Application-level analysis is the most critical stage of performance engineering because the application is where the “work” begins. This post serves as a quick-reference guide to the methodologies, synchronization primitives, and observability tools found in Chapter 5 of System Performance.
The Performance Mantras #
When optimizing, follow these in order. The fastest way to finish a task is to never start it.
- Don’t do it. (Eliminate unnecessary work)
- Do it, but don’t do it again. (Caching)
- Do it less. (Batching/Frequency reduction)
- Do it later. (Asynchronous processing)
- Do it when they’re not looking. (Background/Idle processing)
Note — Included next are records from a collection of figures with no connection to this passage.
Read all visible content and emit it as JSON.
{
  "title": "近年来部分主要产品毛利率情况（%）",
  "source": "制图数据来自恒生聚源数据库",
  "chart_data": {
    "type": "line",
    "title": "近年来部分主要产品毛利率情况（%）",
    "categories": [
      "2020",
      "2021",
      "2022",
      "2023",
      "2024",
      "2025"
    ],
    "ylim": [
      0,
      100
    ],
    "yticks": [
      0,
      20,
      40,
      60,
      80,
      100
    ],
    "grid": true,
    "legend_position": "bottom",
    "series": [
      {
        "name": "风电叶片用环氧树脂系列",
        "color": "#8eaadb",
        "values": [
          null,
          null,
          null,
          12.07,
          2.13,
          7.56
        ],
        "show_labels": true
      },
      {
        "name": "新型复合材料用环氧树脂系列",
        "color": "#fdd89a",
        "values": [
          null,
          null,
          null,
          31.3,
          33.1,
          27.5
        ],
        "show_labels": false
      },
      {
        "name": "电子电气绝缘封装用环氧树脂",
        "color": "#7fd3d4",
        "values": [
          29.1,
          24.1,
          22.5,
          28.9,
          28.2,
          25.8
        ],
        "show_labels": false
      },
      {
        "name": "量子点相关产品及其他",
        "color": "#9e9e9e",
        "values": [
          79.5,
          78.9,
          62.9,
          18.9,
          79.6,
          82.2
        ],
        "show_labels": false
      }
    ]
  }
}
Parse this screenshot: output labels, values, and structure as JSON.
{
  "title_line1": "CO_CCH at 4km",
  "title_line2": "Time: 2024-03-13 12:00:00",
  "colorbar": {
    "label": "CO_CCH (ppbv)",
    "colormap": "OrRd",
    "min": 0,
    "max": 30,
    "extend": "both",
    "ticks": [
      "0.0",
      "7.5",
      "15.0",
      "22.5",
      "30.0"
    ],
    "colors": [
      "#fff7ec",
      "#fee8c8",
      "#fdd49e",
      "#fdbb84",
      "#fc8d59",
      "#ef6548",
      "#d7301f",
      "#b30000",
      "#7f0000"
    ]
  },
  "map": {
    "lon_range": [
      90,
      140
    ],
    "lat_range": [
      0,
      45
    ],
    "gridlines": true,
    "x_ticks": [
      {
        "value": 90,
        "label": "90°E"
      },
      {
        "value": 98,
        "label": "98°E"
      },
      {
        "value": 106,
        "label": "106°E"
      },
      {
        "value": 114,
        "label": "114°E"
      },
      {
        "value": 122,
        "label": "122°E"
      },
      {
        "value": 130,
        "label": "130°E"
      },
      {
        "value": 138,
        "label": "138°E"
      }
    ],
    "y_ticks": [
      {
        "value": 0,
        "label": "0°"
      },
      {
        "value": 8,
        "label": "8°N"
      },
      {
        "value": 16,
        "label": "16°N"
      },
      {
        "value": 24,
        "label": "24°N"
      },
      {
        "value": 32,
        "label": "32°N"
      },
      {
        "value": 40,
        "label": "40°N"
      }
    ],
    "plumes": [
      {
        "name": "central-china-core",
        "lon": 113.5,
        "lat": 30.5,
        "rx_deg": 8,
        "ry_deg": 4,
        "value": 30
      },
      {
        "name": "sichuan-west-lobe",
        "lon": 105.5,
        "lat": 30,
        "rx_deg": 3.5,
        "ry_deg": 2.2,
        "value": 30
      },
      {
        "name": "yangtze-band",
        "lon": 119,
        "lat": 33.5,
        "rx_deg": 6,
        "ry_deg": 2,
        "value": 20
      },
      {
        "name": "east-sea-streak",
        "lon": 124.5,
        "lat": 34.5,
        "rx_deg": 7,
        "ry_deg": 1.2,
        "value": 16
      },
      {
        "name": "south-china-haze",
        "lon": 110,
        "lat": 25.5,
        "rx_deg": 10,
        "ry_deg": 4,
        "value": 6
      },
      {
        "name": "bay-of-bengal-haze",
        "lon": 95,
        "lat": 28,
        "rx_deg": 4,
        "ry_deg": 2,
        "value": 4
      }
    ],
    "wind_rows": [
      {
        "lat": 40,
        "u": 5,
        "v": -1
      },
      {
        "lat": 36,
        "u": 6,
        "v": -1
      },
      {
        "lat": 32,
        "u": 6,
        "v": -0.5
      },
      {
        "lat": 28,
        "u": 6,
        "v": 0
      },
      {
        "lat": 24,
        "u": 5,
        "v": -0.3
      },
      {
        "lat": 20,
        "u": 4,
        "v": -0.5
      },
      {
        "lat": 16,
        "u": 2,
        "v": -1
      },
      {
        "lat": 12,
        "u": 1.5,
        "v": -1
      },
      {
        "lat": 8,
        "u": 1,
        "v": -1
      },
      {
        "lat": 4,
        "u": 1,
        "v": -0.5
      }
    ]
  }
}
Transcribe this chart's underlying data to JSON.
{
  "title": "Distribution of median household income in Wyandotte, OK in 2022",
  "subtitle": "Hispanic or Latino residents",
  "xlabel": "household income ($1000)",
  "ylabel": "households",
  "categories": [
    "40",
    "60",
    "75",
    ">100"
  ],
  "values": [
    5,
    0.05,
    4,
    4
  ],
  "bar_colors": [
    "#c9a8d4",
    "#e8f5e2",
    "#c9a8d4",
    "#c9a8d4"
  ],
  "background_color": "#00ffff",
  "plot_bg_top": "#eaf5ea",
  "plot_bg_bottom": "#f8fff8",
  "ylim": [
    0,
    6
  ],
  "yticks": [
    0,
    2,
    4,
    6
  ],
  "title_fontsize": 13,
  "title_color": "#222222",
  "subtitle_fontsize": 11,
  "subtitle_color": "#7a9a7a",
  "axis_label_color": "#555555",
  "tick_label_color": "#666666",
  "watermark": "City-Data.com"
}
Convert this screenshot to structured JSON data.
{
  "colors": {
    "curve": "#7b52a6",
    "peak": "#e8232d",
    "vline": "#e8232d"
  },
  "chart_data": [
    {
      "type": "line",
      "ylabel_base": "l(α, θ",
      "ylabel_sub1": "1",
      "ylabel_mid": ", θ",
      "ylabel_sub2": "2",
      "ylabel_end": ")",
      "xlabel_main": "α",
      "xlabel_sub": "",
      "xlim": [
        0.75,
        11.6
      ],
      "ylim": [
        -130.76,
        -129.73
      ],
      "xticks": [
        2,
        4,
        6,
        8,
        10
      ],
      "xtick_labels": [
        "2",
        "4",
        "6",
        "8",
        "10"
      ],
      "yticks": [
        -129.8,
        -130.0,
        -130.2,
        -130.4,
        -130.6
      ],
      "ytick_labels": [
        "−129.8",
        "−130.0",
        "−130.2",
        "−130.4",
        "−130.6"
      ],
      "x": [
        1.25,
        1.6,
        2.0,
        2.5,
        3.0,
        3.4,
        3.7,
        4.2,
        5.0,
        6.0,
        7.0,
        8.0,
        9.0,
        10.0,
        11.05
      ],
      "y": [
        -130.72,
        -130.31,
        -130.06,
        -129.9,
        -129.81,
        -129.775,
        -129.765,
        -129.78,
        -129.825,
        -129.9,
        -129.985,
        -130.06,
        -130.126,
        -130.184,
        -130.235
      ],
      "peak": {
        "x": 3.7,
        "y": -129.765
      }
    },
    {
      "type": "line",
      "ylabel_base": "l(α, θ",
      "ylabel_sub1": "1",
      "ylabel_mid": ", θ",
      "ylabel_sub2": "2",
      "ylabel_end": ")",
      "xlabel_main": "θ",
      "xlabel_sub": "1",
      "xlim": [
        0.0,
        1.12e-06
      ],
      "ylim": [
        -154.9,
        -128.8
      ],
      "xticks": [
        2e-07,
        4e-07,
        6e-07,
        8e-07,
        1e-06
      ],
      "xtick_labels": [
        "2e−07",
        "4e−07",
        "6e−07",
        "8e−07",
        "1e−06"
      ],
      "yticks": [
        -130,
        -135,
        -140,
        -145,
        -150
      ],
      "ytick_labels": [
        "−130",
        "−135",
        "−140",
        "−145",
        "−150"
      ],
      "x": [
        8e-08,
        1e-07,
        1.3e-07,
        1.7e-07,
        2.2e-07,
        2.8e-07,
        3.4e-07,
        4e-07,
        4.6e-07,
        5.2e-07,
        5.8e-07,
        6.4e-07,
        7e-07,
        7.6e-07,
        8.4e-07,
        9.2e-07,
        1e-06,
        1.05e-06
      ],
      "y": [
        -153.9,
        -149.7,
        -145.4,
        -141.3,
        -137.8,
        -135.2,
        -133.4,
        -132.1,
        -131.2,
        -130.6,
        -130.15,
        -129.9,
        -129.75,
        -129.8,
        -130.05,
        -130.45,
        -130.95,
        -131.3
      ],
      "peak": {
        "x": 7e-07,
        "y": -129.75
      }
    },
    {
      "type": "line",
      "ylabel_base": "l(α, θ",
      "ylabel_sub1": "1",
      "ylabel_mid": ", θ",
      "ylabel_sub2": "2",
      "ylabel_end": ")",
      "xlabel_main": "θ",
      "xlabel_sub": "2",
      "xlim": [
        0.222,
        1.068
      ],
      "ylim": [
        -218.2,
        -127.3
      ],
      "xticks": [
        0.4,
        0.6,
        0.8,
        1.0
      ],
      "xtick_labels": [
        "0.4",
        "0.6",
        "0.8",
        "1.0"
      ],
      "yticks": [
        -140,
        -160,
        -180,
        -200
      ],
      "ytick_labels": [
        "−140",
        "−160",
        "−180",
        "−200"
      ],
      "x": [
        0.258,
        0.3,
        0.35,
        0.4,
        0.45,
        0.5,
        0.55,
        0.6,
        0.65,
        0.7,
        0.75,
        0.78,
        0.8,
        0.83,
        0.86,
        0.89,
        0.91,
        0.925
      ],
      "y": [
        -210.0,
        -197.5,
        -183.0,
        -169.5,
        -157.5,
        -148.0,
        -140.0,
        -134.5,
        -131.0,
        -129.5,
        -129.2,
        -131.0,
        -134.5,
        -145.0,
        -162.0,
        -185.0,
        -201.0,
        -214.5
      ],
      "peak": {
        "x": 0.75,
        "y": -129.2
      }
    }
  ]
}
- Do it concurrently. (Parallelism)
- Do it cheaper. (Algorithm/Hardware optimization)
Core Methodologies #
The USE Method #
For every resource (CPU, Memory, Disk), check:
- Utilization: How busy is the resource?
- Saturation: Is there a queue of work waiting?
- Errors: Are there explicit error counts (logs/counters)?
Workload Characterization #
Identify the nature of the load:
- Who: PID, User, Remote IP.
- Why: Code path, API endpoint, Database query.
- What: Throughput (Ops/sec), Data size (Bytes), Latency (ms).
Synchronization Primitives #
These “traffic lights” manage access to shared memory. Choosing the wrong one causes Lock Contention.
| Primitive | Behavior | Use Case |
|---|---|---|
| Mutex | Sleeps (Blocks) off-CPU while waiting. | Long operations; process context. |
| Spinlock | Spins (Busy-waits) on-CPU in a loop. | Very fast operations; Interrupt handlers. |
| RW Lock | Allows multiple readers OR one writer. | Data read often but modified rarely. |
| Semaphore | A counter allowing N parallel ops. | Managing pools of resources. |
Hashed Locks (The Middle Ground) #
Instead of one Global Lock (slow) or a lock for Every Object (high memory overhead), use a Hash Table of Locks.
- Mechanism:
LockIndex = ObjectAddress % NumberOfLocks - Benefit: Reduces contention while keeping memory usage fixed and predictable.
Observability Tools & Commands #
Use these tools to gather data without (usually) stopping the application.
1. Basic Process Counters #
| Tool | Command | Description |
|---|---|---|
| uptime | uptime |
Checks system load averages (1, 5, 15 min). |
| pidstat | pidstat 1 |
Per-process CPU usage every second. |
| pidstat I/O | pidstat -d 1 |
Identifies which process is hogging the Disk. |
| ps | ps -eo pid,ppid,cmd,%cpu,%mem |
Detailed process tree and resource consumption. |
2. Interface Tracing (Syscalls & Libraries) #
strace can slow down an application by 10x or more. Use it for debugging, not high-load production monitoring.
- System Call Summary:
# See which syscalls are most frequent/slowest strace -cp <PID> - Library Call Tracing:
# See calls to shared libraries like malloc() or strlen() ltrace -p <PID>
3. Profiling (Sampling) #
Profilers take snapshots of the CPU state at regular intervals.
- The 99Hz Rule: Always sample at an “odd” frequency (e.g., 99Hz or 49Hz) instead of 100Hz. This prevents the profiler from syncing up with internal timers, which causes biased data.
- CPU Profiling with
perf:# Record CPU stack traces for 60 seconds at 99Hz perf record -F 99 -p <PID> -g -- sleep 60 # View the results in-terminal perf report -n --stdio
4. Advanced BPF Tools (Zero Overhead) #
These tools use the Berkeley Packet Filter (BPF) for near-zero overhead observability.
| Tool | Command | What it shows |
|---|---|---|
| opensnoop | opensnoop |
Real-time file opens (shows filenames and latency). |
| execsnoop | execsnoop |
Shows every new process as it is created. |
| ext4slower | ext4slower 1 |
Lists Disk I/O slower than 1ms. |
Key Analysis Tips #
- Off-CPU Analysis: If the app is slow but CPU is at 0%, it is likely blocked on a lock, disk, or network. Traditional profilers won’t show this—you need Off-CPU tracing.
- The Streetlight Effect: Don’t look at
topjust because it’s easy. If the bottleneck is I/O,topwon’t help you. Follow the data, not the tool. - Instruction Pointers: A snapshot of the Instruction Pointer tells you what is running. A Stack Trace tells you why it was called.
Reference: Gregg, B. (2020). System Performance: Enterprise and the Cloud. 2nd Edition.